White, community partners led by Colin Windhorst and students, including Douglas Mathews, a human nutrition doctoral student from Sanford, Maine, conducted the pilot study that laid the groundwork for the USDA project.
Mathews, who is using iCook as the focus of his Ph.D. project on program evaluation, was part of the grant-writing process and now helps manage iCook across all five states.

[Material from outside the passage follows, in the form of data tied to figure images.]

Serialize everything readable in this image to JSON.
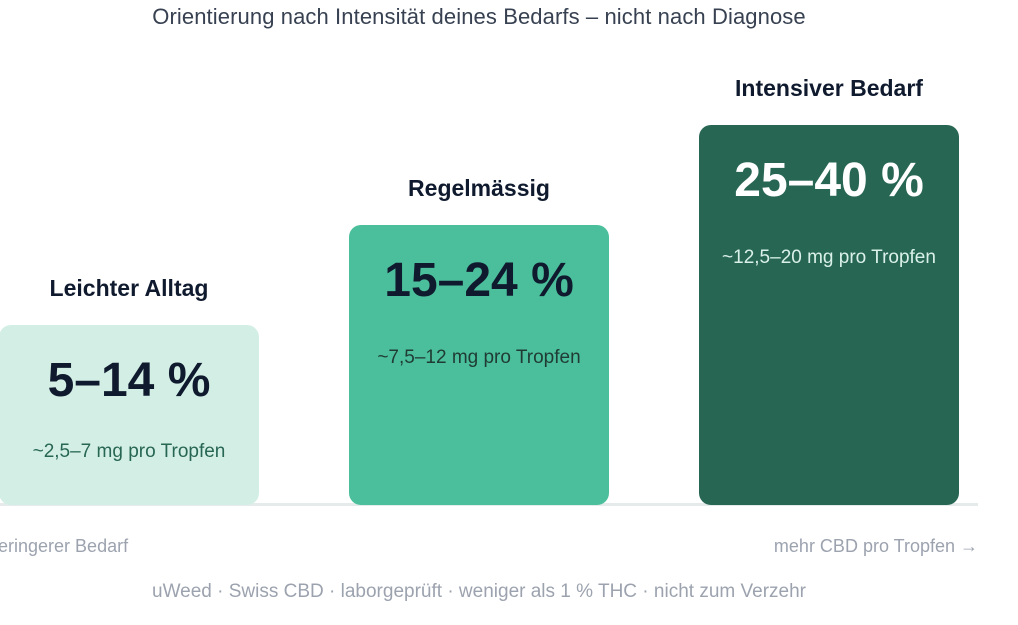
{
  "chart_data": {
    "type": "bar",
    "subtitle": "Orientierung nach Intensität deines Bedarfs – nicht nach Diagnose",
    "categories": [
      "Leichter Alltag",
      "Regelmässig",
      "Intensiver Bedarf"
    ],
    "levels": [
      1,
      2,
      3
    ],
    "values": [
      "5–14 %",
      "15–24 %",
      "25–40 %"
    ],
    "notes": [
      "~2,5–7 mg pro Tropfen",
      "~7,5–12 mg pro Tropfen",
      "~12,5–20 mg pro Tropfen"
    ],
    "colors": [
      "#d3efe5",
      "#4bbf9b",
      "#286654"
    ],
    "value_colors": [
      "#0f1a2e",
      "#0f1a2e",
      "#ffffff"
    ],
    "note_colors": [
      "#286654",
      "#1f3b33",
      "#d9f1e8"
    ],
    "x_axis_left": "geringerer Bedarf",
    "x_axis_right": "mehr CBD pro Tropfen →"
  },
  "footer": "uWeed · Swiss CBD · laborgeprüft · weniger als 1 % THC · nicht zum Verzehr"
}
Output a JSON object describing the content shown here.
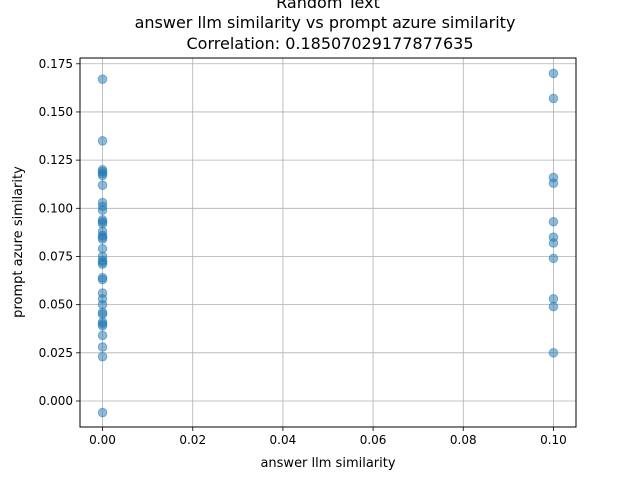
{
  "chart_data": {
    "type": "scatter",
    "title_lines": [
      "Random Text",
      "answer llm similarity vs prompt azure similarity",
      "Correlation: 0.18507029177877635"
    ],
    "xlabel": "answer llm similarity",
    "ylabel": "prompt azure similarity",
    "xlim": [
      -0.005,
      0.105
    ],
    "ylim": [
      -0.0135,
      0.178
    ],
    "xticks": [
      0.0,
      0.02,
      0.04,
      0.06,
      0.08,
      0.1
    ],
    "xtick_labels": [
      "0.00",
      "0.02",
      "0.04",
      "0.06",
      "0.08",
      "0.10"
    ],
    "yticks": [
      0.0,
      0.025,
      0.05,
      0.075,
      0.1,
      0.125,
      0.15,
      0.175
    ],
    "ytick_labels": [
      "0.000",
      "0.025",
      "0.050",
      "0.075",
      "0.100",
      "0.125",
      "0.150",
      "0.175"
    ],
    "grid": true,
    "marker_color": "#1f77b4",
    "marker_alpha": 0.5,
    "points": [
      {
        "x": 0.0,
        "y": 0.167
      },
      {
        "x": 0.0,
        "y": 0.135
      },
      {
        "x": 0.0,
        "y": 0.12
      },
      {
        "x": 0.0,
        "y": 0.119
      },
      {
        "x": 0.0,
        "y": 0.118
      },
      {
        "x": 0.0,
        "y": 0.117
      },
      {
        "x": 0.0,
        "y": 0.112
      },
      {
        "x": 0.0,
        "y": 0.103
      },
      {
        "x": 0.0,
        "y": 0.101
      },
      {
        "x": 0.0,
        "y": 0.099
      },
      {
        "x": 0.0,
        "y": 0.094
      },
      {
        "x": 0.0,
        "y": 0.093
      },
      {
        "x": 0.0,
        "y": 0.092
      },
      {
        "x": 0.0,
        "y": 0.088
      },
      {
        "x": 0.0,
        "y": 0.086
      },
      {
        "x": 0.0,
        "y": 0.085
      },
      {
        "x": 0.0,
        "y": 0.084
      },
      {
        "x": 0.0,
        "y": 0.079
      },
      {
        "x": 0.0,
        "y": 0.075
      },
      {
        "x": 0.0,
        "y": 0.073
      },
      {
        "x": 0.0,
        "y": 0.072
      },
      {
        "x": 0.0,
        "y": 0.071
      },
      {
        "x": 0.0,
        "y": 0.064
      },
      {
        "x": 0.0,
        "y": 0.063
      },
      {
        "x": 0.0,
        "y": 0.056
      },
      {
        "x": 0.0,
        "y": 0.053
      },
      {
        "x": 0.0,
        "y": 0.05
      },
      {
        "x": 0.0,
        "y": 0.046
      },
      {
        "x": 0.0,
        "y": 0.045
      },
      {
        "x": 0.0,
        "y": 0.041
      },
      {
        "x": 0.0,
        "y": 0.04
      },
      {
        "x": 0.0,
        "y": 0.039
      },
      {
        "x": 0.0,
        "y": 0.034
      },
      {
        "x": 0.0,
        "y": 0.028
      },
      {
        "x": 0.0,
        "y": 0.023
      },
      {
        "x": 0.0,
        "y": -0.006
      },
      {
        "x": 0.1,
        "y": 0.17
      },
      {
        "x": 0.1,
        "y": 0.157
      },
      {
        "x": 0.1,
        "y": 0.116
      },
      {
        "x": 0.1,
        "y": 0.113
      },
      {
        "x": 0.1,
        "y": 0.093
      },
      {
        "x": 0.1,
        "y": 0.085
      },
      {
        "x": 0.1,
        "y": 0.082
      },
      {
        "x": 0.1,
        "y": 0.074
      },
      {
        "x": 0.1,
        "y": 0.053
      },
      {
        "x": 0.1,
        "y": 0.049
      },
      {
        "x": 0.1,
        "y": 0.025
      }
    ]
  }
}
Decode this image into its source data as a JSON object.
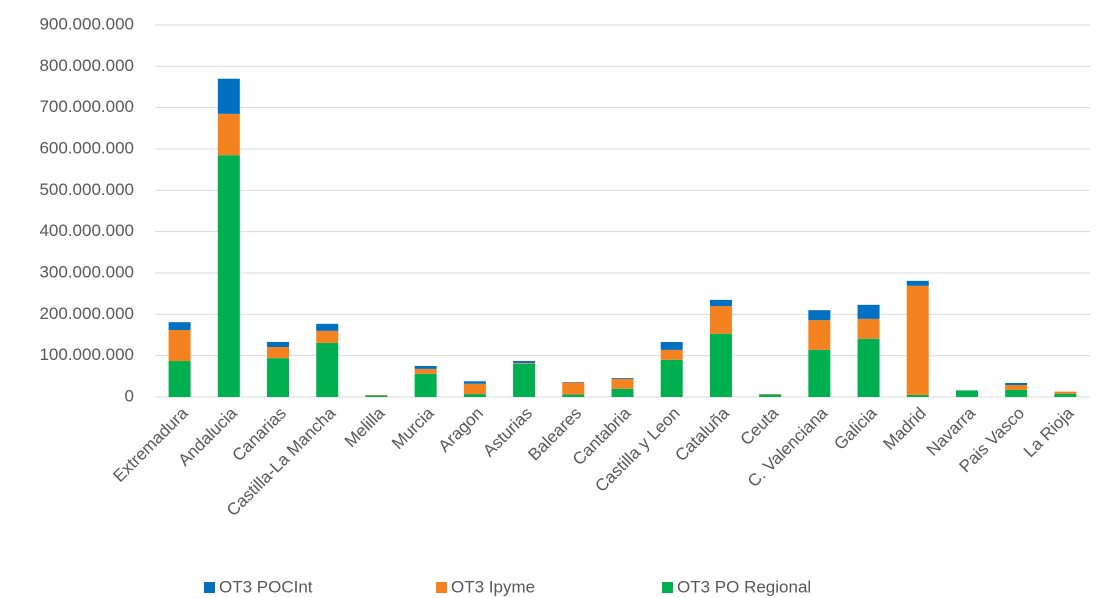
{
  "chart_data": {
    "type": "stacked_bar",
    "categories": [
      "Extremadura",
      "Andalucia",
      "Canarias",
      "Castilla-La Mancha",
      "Melilla",
      "Murcia",
      "Aragon",
      "Asturias",
      "Baleares",
      "Cantabria",
      "Castilla y Leon",
      "Cataluña",
      "Ceuta",
      "C. Valenciana",
      "Galicia",
      "Madrid",
      "Navarra",
      "Pais Vasco",
      "La Rioja"
    ],
    "series": [
      {
        "name": "OT3 PO Regional",
        "color": "#00b050",
        "values": [
          87000000,
          585000000,
          94000000,
          131000000,
          4000000,
          56000000,
          7000000,
          80000000,
          6000000,
          20000000,
          90000000,
          153000000,
          6000000,
          114000000,
          141000000,
          5000000,
          16000000,
          17000000,
          8000000
        ]
      },
      {
        "name": "OT3 Ipyme",
        "color": "#f58220",
        "values": [
          75000000,
          100000000,
          27000000,
          29000000,
          1000000,
          12000000,
          25000000,
          2000000,
          29000000,
          24000000,
          24000000,
          67000000,
          1000000,
          72000000,
          48000000,
          264000000,
          0,
          12000000,
          5000000
        ]
      },
      {
        "name": "OT3 POCInt",
        "color": "#0070c0",
        "values": [
          19000000,
          85000000,
          12000000,
          17000000,
          0,
          7000000,
          6000000,
          5000000,
          1000000,
          2000000,
          19000000,
          15000000,
          0,
          24000000,
          34000000,
          12000000,
          0,
          5000000,
          0
        ]
      }
    ],
    "legend_order": [
      2,
      1,
      0
    ],
    "ylim": [
      0,
      900000000
    ],
    "yticks": [
      0,
      {
        "value": 100000000,
        "label": "100.000.000"
      },
      {
        "value": 200000000,
        "label": "200.000.000"
      },
      {
        "value": 300000000,
        "label": "300.000.000"
      },
      {
        "value": 400000000,
        "label": "400.000.000"
      },
      {
        "value": 500000000,
        "label": "500.000.000"
      },
      {
        "value": 600000000,
        "label": "600.000.000"
      },
      {
        "value": 700000000,
        "label": "700.000.000"
      },
      {
        "value": 800000000,
        "label": "800.000.000"
      },
      {
        "value": 900000000,
        "label": "900.000.000"
      }
    ],
    "grid": true,
    "legend": "bottom"
  }
}
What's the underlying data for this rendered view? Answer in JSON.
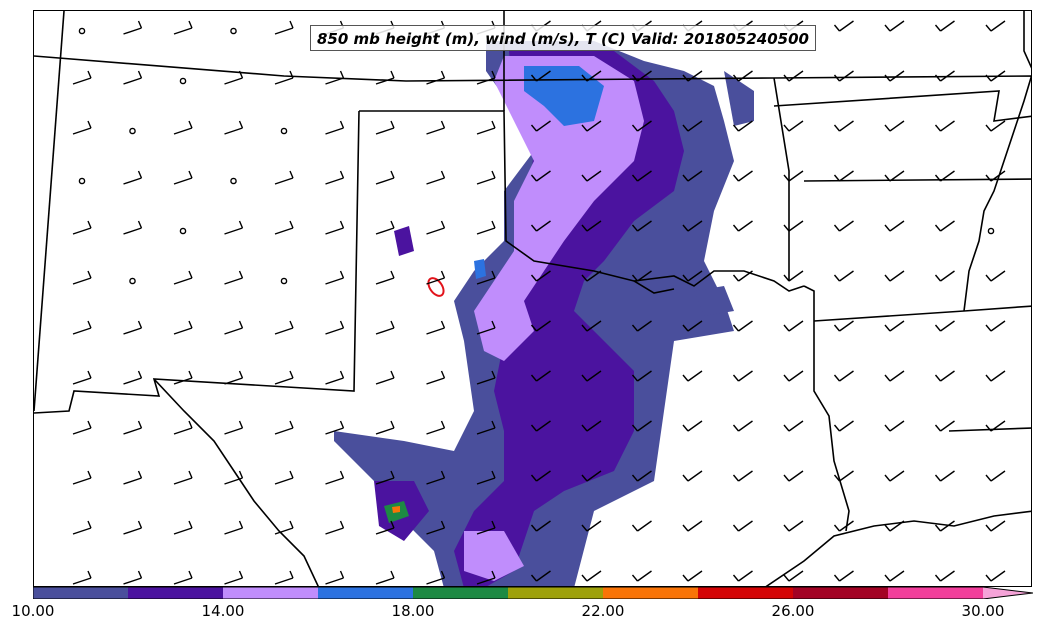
{
  "map": {
    "title": "850 mb height (m), wind (m/s), T (C) Valid: 201805240500",
    "field_colors": {
      "band_10_12": "#4a4f9c",
      "band_12_14": "#4b139f",
      "band_14_16": "#c08dfc",
      "band_16_18": "#2c72e0",
      "band_18_20": "#1d8a43",
      "band_20_22": "#9ea10a",
      "band_22_24": "#f97407",
      "band_24_26": "#d40405",
      "band_26_28": "#a30224",
      "band_28_30": "#f23e9b",
      "band_over_30": "#f5a3d8"
    },
    "contour_color": "#e2131b",
    "border_color": "#000000",
    "wind_barb_color": "#000000"
  },
  "colorbar": {
    "tick_labels": [
      "10.00",
      "14.00",
      "18.00",
      "22.00",
      "26.00",
      "30.00"
    ],
    "tick_values": [
      10,
      14,
      18,
      22,
      26,
      30
    ],
    "range": [
      10,
      31
    ],
    "extend": "max"
  }
}
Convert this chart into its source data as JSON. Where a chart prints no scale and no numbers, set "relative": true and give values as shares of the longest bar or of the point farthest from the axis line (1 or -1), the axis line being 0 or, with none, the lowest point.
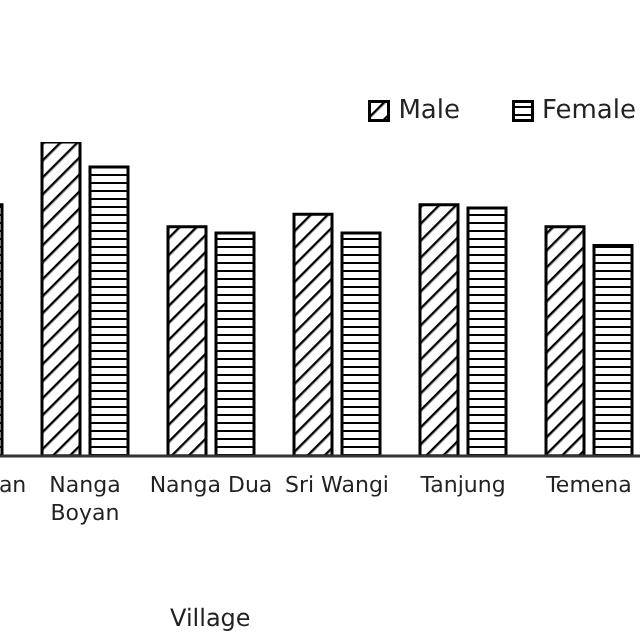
{
  "chart_data": {
    "type": "bar",
    "xlabel": "Village",
    "categories": [
      "an",
      "Nanga Boyan",
      "Nanga Dua",
      "Sri Wangi",
      "Tanjung",
      "Temena"
    ],
    "relative": true,
    "legend": "top right",
    "grid": false,
    "series": [
      {
        "name": "Male",
        "color": "#000000",
        "values": [
          null,
          1,
          0.73,
          0.77,
          0.8,
          0.73
        ]
      },
      {
        "name": "Female",
        "color": "#000000",
        "values": [
          0.8,
          0.92,
          0.71,
          0.71,
          0.79,
          0.67
        ]
      }
    ]
  }
}
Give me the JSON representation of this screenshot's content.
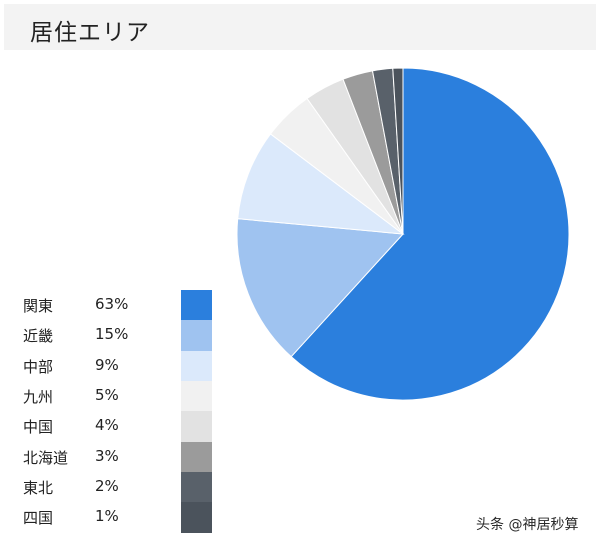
{
  "header": {
    "title": "居住エリア"
  },
  "chart_data": {
    "type": "pie",
    "title": "居住エリア",
    "slices": [
      {
        "label": "関東",
        "value": 63,
        "display": "63%",
        "color": "#2b7fdd"
      },
      {
        "label": "近畿",
        "value": 15,
        "display": "15%",
        "color": "#9fc3f0"
      },
      {
        "label": "中部",
        "value": 9,
        "display": "9%",
        "color": "#dbe9fb"
      },
      {
        "label": "九州",
        "value": 5,
        "display": "5%",
        "color": "#f1f1f1"
      },
      {
        "label": "中国",
        "value": 4,
        "display": "4%",
        "color": "#e2e2e2"
      },
      {
        "label": "北海道",
        "value": 3,
        "display": "3%",
        "color": "#9b9b9b"
      },
      {
        "label": "東北",
        "value": 2,
        "display": "2%",
        "color": "#59616a"
      },
      {
        "label": "四国",
        "value": 1,
        "display": "1%",
        "color": "#4b535c"
      }
    ],
    "legend_placement": "bottom-left"
  },
  "watermark": {
    "text": "头条 @神居秒算"
  }
}
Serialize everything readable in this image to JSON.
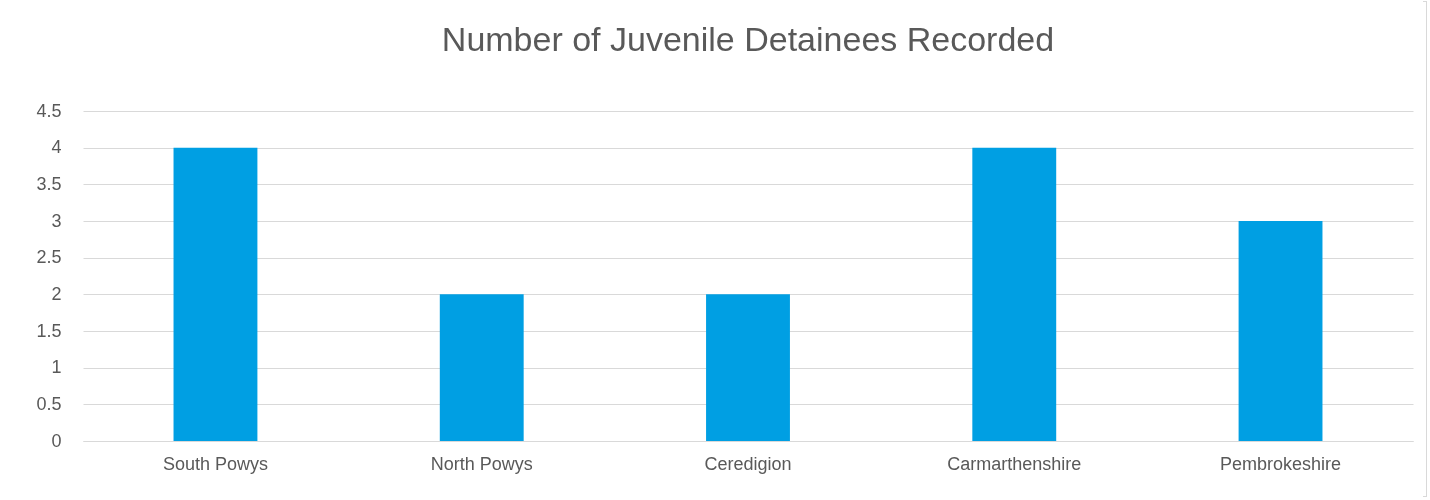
{
  "chart_data": {
    "type": "bar",
    "title": "Number of Juvenile Detainees Recorded",
    "categories": [
      "South Powys",
      "North Powys",
      "Ceredigion",
      "Carmarthenshire",
      "Pembrokeshire"
    ],
    "values": [
      4,
      2,
      2,
      4,
      3
    ],
    "color": "#009fe3",
    "ylim": [
      0,
      4.5
    ],
    "yticks": [
      0,
      0.5,
      1,
      1.5,
      2,
      2.5,
      3,
      3.5,
      4,
      4.5
    ],
    "grid": "y"
  }
}
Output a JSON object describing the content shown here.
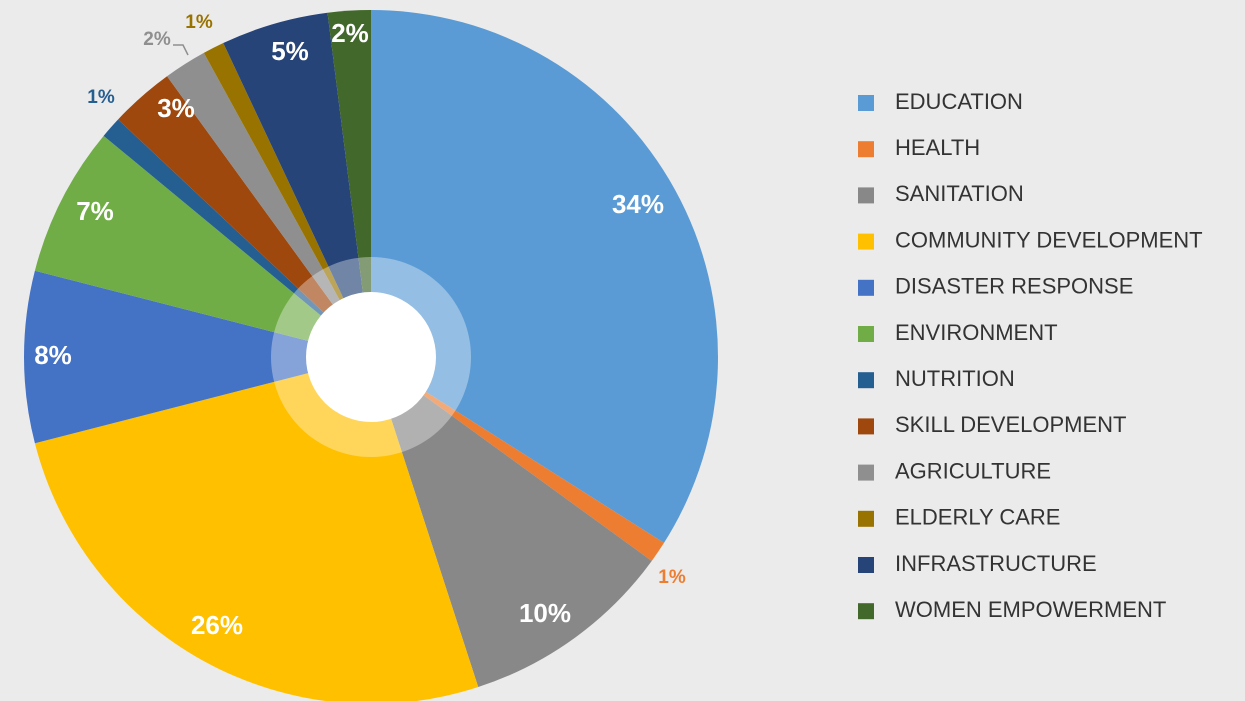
{
  "chart_data": {
    "type": "pie",
    "categories": [
      "EDUCATION",
      "HEALTH",
      "SANITATION",
      "COMMUNITY DEVELOPMENT",
      "DISASTER RESPONSE",
      "ENVIRONMENT",
      "NUTRITION",
      "SKILL DEVELOPMENT",
      "AGRICULTURE",
      "ELDERLY CARE",
      "INFRASTRUCTURE",
      "WOMEN EMPOWERMENT"
    ],
    "values": [
      34,
      1,
      10,
      26,
      8,
      7,
      1,
      3,
      2,
      1,
      5,
      2
    ],
    "value_labels": [
      "34%",
      "1%",
      "10%",
      "26%",
      "8%",
      "7%",
      "1%",
      "3%",
      "2%",
      "1%",
      "5%",
      "2%"
    ],
    "colors": [
      "#5b9bd5",
      "#ed7d31",
      "#888888",
      "#ffc000",
      "#4472c4",
      "#70ad47",
      "#255e91",
      "#9e480e",
      "#8f8f8f",
      "#997300",
      "#264478",
      "#43682b"
    ],
    "legend": "right"
  }
}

Mathews also worked with Rainstorm Consulting of Orono to create the iCook website which he describes as a “mashup of some of the more popular social media sites,” with sharing features similar to those on Facebook, Twitter, YouTube and Flickr.
The website is designed to create an online community connecting participants from the five states through blogging, chatting and sharing media. Researchers will monitor the children’s growth, development and health habits through website activity, online surveys and physical measurements.
Carolyn Stocker, a third-year food science and human nutrition major and member of the Honors College from Westfield, Mass., is one of the seven undergraduate students assisting White and Mathews as a student researcher on the study and is helping to recruit participants this summer.
“I hope this project accomplishes what it has set out to do, which is prevent childhood obesity,” Stocker says. “This project approaches it directly while emphasizing the importance of cooking, eating and exercising as a family.”
Stocker, who is looking forward to gaining field experience, says she believes iCook will also allow children and adults to feel more comfortable working with food and in the kitchen, and she hopes it will become a bonding experience for the families, strengthening relationships.
All participants — those in the control and treatment groups — will complete surveys and have physical measurements taken four times throughout the study. Measurements for the children include height, weight and waist circumference. Children and adults will have their blood pressure taken during the four screenings.
Meaghan Brown, a graduate student studying human nutrition from Vassalboro, Maine, is coordinating the study in Maine. Brown is responsible for managing the collection of data. She is also writing her master’s thesis on topics related to the project, such as family dynamics and quality of life.
Brown, who hopes to build relationships with her fellow researchers and program participants, would like iCook to leave a lasting impression on participants.
“I hope they continue what they learn outside the study,” Brown says. “It is important for parents and children to be physically active, eat well and spend time together.”
Study results will also be used in curriculum development that will be integrated into UMaine Extension youth programming. During the fourth year of the study, iCook will be tested for sustainability by its practicality in a nonresearch setting, White says.
“Ultimately we want this curriculum to not sit on a shelf,” White says, adding the community-participatory approach to the study should help increase the sustainability of the team’s work.
White wants participants to be able to go to the grocery store together, know how to make healthful selections and look forward to cooking and eating together. She believes these positive life changes could lead to healthier and happier lives.
“We hope people begin to cook more and eat together more and be more aware of their food,” White says. “We just want people to get back to loving food, understanding food and being able to work with food.”
White says culinary skills and eating together as a family are considered important aspects of following a nutritious diet. She says researchers have shown adolescents are less likely to engage in deviant behavior or to have eating disorders when their families eat together.